Menteri Dalam Negeri Hari Sabarno menyayangkan tindakan kekerasan yang terjadi di dalam Kampus Sekolah Tinggi Pemerintahan Dalam Negeri, Jatinangor, Kabupaten Sumedang, Jawa Barat. Mendagri menegaskan, STPDN akan digabung dengan Institut Ilmu Pemerintahan dan kemudian dikelola dengan sistem satu atap.
Hari Sabarno mengatakan hal itu hari Sabtu (20/9) di Bandar Lampung. Sekolah Tinggi Pemerintahan Dalam Negeri (STPDN), menurut dia, tidak 100 persen mengadopsi sistem pendidikan militer.

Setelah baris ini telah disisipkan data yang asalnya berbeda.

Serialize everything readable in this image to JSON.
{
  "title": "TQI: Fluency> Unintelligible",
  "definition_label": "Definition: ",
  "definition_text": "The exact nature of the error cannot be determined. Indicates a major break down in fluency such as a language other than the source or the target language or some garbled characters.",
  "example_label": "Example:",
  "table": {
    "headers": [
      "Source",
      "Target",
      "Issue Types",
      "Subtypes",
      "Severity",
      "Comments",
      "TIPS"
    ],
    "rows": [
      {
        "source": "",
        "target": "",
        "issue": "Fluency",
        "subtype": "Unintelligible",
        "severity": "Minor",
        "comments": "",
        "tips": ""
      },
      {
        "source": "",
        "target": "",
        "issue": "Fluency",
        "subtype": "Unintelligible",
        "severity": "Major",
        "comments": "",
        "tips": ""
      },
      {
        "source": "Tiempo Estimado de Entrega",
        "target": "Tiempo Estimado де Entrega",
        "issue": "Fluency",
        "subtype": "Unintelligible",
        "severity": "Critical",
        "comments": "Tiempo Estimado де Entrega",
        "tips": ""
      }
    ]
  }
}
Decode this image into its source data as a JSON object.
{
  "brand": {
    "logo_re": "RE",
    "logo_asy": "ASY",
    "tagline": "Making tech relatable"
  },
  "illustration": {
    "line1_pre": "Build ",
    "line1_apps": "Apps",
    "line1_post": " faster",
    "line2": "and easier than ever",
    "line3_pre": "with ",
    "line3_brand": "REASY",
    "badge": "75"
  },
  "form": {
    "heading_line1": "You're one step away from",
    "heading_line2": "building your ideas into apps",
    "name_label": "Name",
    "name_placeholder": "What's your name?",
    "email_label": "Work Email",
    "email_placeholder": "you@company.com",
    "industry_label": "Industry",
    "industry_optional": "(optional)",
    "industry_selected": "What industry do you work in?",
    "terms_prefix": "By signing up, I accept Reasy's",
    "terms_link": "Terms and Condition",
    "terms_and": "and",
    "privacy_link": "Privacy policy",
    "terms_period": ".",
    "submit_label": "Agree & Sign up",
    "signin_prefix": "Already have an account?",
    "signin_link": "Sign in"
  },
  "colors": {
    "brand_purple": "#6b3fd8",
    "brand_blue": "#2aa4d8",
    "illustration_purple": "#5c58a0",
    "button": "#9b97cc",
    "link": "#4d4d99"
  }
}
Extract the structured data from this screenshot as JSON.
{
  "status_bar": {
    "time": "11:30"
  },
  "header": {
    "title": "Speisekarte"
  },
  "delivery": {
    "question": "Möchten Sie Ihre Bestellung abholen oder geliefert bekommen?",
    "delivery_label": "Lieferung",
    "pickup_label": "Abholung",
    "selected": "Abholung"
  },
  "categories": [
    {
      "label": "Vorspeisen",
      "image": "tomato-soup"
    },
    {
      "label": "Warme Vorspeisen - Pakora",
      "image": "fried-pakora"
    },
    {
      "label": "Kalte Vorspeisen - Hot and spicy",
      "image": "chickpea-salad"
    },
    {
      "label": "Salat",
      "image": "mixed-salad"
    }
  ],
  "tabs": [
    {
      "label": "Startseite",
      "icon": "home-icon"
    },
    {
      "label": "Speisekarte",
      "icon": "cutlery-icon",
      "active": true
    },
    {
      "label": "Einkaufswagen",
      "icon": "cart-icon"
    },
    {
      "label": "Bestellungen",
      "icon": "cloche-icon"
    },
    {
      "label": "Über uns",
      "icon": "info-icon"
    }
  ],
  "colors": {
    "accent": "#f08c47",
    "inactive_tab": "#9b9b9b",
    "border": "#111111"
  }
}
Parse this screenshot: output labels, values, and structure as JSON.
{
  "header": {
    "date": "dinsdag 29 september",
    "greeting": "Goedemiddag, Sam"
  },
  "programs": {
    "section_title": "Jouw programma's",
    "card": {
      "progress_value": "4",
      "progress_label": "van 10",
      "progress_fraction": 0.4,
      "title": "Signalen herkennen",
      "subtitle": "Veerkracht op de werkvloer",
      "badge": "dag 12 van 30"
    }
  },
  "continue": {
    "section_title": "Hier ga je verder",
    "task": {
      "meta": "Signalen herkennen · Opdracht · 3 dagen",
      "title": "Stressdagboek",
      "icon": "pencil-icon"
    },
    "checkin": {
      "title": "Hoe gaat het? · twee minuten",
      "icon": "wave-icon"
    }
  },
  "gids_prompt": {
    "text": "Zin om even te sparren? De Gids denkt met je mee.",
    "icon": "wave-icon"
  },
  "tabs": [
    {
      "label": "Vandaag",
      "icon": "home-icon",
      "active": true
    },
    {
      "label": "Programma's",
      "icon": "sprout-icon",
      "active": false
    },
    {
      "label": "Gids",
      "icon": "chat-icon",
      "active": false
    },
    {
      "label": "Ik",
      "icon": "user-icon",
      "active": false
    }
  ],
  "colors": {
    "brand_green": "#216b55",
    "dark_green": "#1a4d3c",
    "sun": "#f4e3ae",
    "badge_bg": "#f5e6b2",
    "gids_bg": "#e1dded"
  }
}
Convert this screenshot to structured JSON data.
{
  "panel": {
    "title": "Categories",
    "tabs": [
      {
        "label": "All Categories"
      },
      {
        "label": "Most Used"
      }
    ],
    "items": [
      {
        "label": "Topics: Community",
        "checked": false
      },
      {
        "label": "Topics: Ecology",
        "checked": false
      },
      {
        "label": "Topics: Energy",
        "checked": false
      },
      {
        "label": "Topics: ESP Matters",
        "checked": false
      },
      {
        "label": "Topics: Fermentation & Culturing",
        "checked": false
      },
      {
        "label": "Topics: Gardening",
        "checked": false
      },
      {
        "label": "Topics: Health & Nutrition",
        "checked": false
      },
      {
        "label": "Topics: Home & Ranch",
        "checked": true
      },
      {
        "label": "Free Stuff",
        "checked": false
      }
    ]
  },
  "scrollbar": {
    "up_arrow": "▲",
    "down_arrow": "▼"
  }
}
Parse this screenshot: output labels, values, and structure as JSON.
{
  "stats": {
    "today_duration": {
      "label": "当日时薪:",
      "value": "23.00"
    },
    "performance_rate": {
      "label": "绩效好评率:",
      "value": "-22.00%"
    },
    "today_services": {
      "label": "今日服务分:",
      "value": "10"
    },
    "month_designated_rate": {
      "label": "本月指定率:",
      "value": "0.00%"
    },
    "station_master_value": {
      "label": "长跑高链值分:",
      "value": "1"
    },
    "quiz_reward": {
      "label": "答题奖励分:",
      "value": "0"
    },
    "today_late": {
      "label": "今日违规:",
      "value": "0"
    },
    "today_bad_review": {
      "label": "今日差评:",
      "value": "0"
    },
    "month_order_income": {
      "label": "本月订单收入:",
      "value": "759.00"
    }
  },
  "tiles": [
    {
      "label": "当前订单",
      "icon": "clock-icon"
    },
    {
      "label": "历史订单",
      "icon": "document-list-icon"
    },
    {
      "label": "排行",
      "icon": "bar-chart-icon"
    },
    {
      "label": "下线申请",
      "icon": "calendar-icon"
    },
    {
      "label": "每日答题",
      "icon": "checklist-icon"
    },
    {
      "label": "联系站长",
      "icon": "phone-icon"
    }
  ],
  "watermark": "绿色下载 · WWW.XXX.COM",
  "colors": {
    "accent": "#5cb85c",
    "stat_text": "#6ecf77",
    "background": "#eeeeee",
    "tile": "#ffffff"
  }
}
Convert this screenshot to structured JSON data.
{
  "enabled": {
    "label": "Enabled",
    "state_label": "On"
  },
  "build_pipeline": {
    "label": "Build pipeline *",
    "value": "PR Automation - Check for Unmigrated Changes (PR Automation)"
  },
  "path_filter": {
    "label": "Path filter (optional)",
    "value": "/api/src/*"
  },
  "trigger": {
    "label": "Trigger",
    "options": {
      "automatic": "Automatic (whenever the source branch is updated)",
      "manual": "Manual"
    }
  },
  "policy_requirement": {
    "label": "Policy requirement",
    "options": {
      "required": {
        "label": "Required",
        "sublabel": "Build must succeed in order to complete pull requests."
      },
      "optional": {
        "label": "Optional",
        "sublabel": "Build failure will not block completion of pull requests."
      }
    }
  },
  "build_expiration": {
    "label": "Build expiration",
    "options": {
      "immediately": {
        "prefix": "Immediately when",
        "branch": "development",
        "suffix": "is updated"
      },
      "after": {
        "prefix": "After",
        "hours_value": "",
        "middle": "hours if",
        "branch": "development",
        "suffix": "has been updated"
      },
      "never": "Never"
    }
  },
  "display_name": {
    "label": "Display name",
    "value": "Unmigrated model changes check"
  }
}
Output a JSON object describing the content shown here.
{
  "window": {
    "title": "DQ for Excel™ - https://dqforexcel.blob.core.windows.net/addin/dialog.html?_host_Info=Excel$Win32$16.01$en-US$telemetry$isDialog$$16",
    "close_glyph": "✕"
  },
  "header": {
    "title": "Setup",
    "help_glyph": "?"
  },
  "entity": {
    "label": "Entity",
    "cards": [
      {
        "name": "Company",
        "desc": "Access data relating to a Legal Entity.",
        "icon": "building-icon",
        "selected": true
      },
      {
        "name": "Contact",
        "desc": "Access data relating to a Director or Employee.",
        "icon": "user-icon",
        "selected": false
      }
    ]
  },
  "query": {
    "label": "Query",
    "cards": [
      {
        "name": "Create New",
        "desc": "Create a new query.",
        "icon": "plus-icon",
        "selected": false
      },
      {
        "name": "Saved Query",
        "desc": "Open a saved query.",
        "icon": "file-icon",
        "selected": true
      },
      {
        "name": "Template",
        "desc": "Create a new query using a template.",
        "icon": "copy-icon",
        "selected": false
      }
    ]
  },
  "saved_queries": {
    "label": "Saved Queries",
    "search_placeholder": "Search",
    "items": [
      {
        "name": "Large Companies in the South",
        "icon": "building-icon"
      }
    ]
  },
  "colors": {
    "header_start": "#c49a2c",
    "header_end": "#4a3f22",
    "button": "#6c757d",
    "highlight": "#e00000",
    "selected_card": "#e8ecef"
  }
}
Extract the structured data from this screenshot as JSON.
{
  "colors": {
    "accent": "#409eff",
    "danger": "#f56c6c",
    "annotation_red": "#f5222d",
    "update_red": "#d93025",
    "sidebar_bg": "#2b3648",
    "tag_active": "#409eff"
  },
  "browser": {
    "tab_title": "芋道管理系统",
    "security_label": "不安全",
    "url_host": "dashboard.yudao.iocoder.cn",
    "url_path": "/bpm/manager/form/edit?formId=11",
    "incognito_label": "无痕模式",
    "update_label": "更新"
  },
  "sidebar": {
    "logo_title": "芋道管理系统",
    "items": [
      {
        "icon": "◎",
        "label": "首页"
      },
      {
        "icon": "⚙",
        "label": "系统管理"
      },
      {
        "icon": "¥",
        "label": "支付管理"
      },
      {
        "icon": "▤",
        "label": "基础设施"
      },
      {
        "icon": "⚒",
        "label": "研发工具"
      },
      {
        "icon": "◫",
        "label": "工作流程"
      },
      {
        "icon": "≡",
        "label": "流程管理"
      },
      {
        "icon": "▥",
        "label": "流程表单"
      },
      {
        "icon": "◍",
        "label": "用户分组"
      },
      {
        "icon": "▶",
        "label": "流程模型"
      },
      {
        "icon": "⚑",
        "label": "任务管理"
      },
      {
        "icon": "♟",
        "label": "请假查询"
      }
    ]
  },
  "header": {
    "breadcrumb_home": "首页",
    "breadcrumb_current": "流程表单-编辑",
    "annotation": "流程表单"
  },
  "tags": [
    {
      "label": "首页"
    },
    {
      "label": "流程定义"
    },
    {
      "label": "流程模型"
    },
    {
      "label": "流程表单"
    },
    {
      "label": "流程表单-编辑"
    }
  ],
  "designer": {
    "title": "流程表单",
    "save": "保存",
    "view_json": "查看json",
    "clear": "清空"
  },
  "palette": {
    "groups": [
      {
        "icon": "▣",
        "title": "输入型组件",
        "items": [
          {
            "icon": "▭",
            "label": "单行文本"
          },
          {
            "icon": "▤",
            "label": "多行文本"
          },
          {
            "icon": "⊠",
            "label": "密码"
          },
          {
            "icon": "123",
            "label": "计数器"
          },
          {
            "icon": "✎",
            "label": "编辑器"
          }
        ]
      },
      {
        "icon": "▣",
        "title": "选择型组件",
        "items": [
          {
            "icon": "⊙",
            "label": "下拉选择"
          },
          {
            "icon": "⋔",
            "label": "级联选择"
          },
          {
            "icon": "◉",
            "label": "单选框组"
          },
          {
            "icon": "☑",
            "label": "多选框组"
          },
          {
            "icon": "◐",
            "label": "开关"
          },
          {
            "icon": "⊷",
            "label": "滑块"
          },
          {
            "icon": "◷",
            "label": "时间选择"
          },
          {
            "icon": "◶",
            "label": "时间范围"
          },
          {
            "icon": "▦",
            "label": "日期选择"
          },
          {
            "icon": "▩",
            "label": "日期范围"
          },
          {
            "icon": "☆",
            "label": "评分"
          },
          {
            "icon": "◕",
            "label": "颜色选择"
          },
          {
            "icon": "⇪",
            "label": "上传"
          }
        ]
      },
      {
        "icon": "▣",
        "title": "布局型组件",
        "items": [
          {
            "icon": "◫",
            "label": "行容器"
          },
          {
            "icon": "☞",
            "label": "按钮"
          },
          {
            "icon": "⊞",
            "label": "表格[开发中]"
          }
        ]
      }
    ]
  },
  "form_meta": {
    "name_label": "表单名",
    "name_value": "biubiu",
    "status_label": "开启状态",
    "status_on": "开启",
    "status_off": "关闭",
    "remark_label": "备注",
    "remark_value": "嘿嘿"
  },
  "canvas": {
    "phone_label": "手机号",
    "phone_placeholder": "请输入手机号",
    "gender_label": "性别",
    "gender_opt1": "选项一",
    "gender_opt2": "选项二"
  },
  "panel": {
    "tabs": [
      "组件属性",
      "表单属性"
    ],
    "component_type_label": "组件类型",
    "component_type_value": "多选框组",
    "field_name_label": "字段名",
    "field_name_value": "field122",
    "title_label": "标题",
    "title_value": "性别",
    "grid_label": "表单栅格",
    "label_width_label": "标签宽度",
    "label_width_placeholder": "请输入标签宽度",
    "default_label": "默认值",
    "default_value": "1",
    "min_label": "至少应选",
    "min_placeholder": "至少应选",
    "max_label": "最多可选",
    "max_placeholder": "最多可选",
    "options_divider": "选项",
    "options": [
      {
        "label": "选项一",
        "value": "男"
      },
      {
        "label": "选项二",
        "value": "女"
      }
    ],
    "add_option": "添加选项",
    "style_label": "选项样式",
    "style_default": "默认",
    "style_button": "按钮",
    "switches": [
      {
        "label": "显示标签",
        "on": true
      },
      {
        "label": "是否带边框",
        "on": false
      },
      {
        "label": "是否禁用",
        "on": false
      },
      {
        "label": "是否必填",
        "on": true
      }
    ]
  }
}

Bahkan, dalam pendidikan militer sendiri sejak tahun 1970 sudah dilarang menggunakan kontak fisik. "Tindakan senior terhadap yunior, seperti menendang atau memukul, sudah dilarang. Tetapi ini, kok, ada dan berlebihan," papar Hari.
Berkaitan dengan peristiwa kekerasan di STPDN, pihaknya telah membentuk dua tim untuk mengkaji kurikulum dan para pembina serta pengasuh di sekolah itu.
Kekerasan di STPDN telah menyebabkan meninggalnya salah satu praja (mahasiswa), Wahyu Hidayat. Beberapa mahasiswa seniornya kini telah mendekam di tahanan Kepolisian Resor (Polres) Sumedang untuk mempertanggungjawabkan perbuatan mereka.
Pada pertengahan Mei lalu juga terjadi peristiwa serupa di Kampus STPDN Jatinangor. Korbannya adalah Jurinata (21), praja madya (tingkat II). (Kompas, 20/9)
Pengamat manajemen pendidikan dari Pascasarjana Universitas Negeri Jakarta, Dachnel Kamars, Sabtu, melihat upaya mereformasi STPDN terjebak pada pendekatan birokrasi, tanpa mengedepankan penegakan kultur akademis. Gejala itu tampak dari lambannya Departemen Dalam Negeri (Depdagri) mengambil langkah konkret meskipun telah berulang kali terjadi kasus penganiayaan yang mengakibatkan praja STPDN luka-luka hingga tewas.
"Departemen Dalam Negeri mengaku telah merencanakan penataan STPDN sejak tahun 1999. Akan tetapi, sampai sekarang, penataan lembaga itu masih saja terkatung-katung lantaran kentalnya paradigma birokrasi. Apakah harus menunggu sampai jatuh korban lagi," ujar Dachnel memberikan tanggapannya sehubungan dengan pernyataan Sekretaris Jenderal Depdagri Siti Nurbaya bahwa rencana pemulihan STPDN telah ada sejak tahun 1999 (Kompas 20/9).
Menurut Dachnel, penanganan kasus-kasus STPDN berikut strategi pembenahan lembaga tersebut tidak ada bedanya dengan penataan lembaga-lembaga lainnya di lingkungan pemerintahan. Pijakan pemikirannya sarat nuansa politik karena mempertimbangkan aspek-apek nonteknis, termasuk penempatan pejabat.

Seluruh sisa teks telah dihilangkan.